On each organization account the connector should analyze, create a new role called “FileAccessManagerRole” which the FAM user will assume. Select Another AWS Account and enter the account Id of the organization’s management account.
Important
The role name should be kept as FileAccessManagerRole.
-
Attach the FileAccessManager_S3IAMReadOnlyAccessPolicy policy created above.
-
Enter the role name - FileAccessManagerRole.
-
Edit the trust relationship of the new role.
-
Edit the json file. Replace “root” in the Principal section with
assumed-role/{**EC2 role name**}/{**EC2 instance ID**}
Where:
- “EC2 role name” is the name of the role created above (“FileAccessManager_EC2_Role“ in this manual).
- “EC2 instance ID” is the ID of the instance on which the FAM application is installed.

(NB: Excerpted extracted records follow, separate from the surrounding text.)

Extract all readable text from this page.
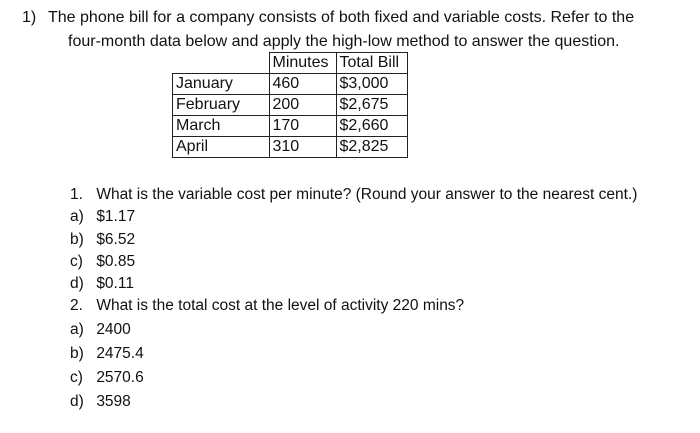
1) The phone bill for a company consists of both fixed and variable costs. Refer to the
four-month data below and apply the high-low method to answer the question.
	Minutes	Total Bill
January	460	$3,000
February	200	$2,675
March	170	$2,660
April	310	$2,825
1. What is the variable cost per minute? (Round your answer to the nearest cent.)
a) $1.17
b) $6.52
c) $0.85
d) $0.11
2. What is the total cost at the level of activity 220 mins?
a) 2400
b) 2475.4
c) 2570.6
d) 3598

{ "Version": "2012-10-17", "Statement": [ { "Effect": "Allow", "Principal": { "AWS": [ "AWS": "arn:aws:iam::{The EC2 instance account Id}:assumed-role/{EC2 instance role name}/{EC2 instance Id}" ] }, "Action": "sts:AssumeRole" } ] }
Creating a Dedicated IAM User
Note
The recommended method to install the File Access Manager connector is using the EC2 Login method. See Configuring an EC2 for File Access Manager Connector. If you wish to use a dedicated IAM user login instead, follow this section:
To configure the connector, create dedicated users with the appropriate users and policies:
-
Sign into your organization’s management account.
-
Create a new policy “IdentityIQ_FileAccessManager_AssumeRolePolicy”.
This policy will allow the File Access Manager user created in the next step to perform an Assume Role on the roles that will be created in each account.
{ "Version": "2012-10-17", "Statement": [ { "Sid": "VisualEditor0", "Effect": "Allow", "Action": "sts:AssumeRole", "Resource": "arn:aws:iam::*:role/IdentityIQ_FileAccessManagerRole" } ] }
-
Create an IAM User for File Access Manager and select Programmatic access. This access requires an access key and secret key.
-
Attach the policy IdentityIQ_FileAccessManager_AssumeRolePolicy policy created above to the new user.
-
Save the generated Access Key and Secret Key in a secure place.
-
On each organization account the connector should analyze - Create new policy “IdentityIQ_FileAccessManager_S3IAMReadOnlyAccessPolicy” with all the required permissions for the connector.
{ "Version": "2012-10-17", "Statement": [ { "Effect": "Allow", "Action": [ "s3:ListAllMyBuckets", "s3:ListBucket", "s3:GetBucketAcl", "s3:GetBucketLocation", "s3:GetBucketPolicy", "s3:GetBucketPolicyStatus", "s3:GetBucketPublicAccessBlock", "s3:GetAccountPublicAccessBlock", "s3:GetObject", "s3:GetObjectAcl", "iam:ListAttachedGroupPolicies", "iam:ListAttachedRolePolicies", "iam:ListAttachedUserPolicies", "iam:ListGroupPolicies", "iam:ListGroups", "iam:ListPolicies", "iam:ListPolicyVersions", "iam:ListRolePolicies", "iam:ListRoles", "iam:ListUserPolicies", "iam:ListUsers", "iam:GetGroup", "iam:GetGroupPolicy", "iam:GetPolicy", "iam:GetPolicyVersion", "iam:GetRolePolicy", "iam:GetUserPolicy", "organizations:ListAccountsForParent", "organizations:ListRoots", "organizations:ListAccounts", "organizations:ListOrganizationalUnitsForParent" ], "Resource": "*" } ] }
.
-
Create a new role “IdentityIQ_FileAccessManagerRole” which the File Access Manager user will assume on each organization account the connector should analyze. Select Another AWS Account and enter the user account ID.
-
Attach the policy IdentityIQ_FileAccessManager_S3IAMReadOnlyAccessPolicy created above.
-
Enter the role name - IdentityIQ_FileAccessManagerRole.
Important
This name cannot be changed.
-
Edit the trust relationship of the new role.
-
Edit the json file. Replace “root” in the Principal section with
user/{FAM IAM User username}
Where:
- “FAM IAM User username” is the user created above.
{ "Version": "2012-10-17", "Statement": [ { "Effect": "Allow", "Principal": { "AWS": [ "arn:aws:iam::{The user account ID}:user/{FAM IAM User username}" ] }, "Action": "sts:AssumeRole" } ] }
- “FAM IAM User username” is the user created above.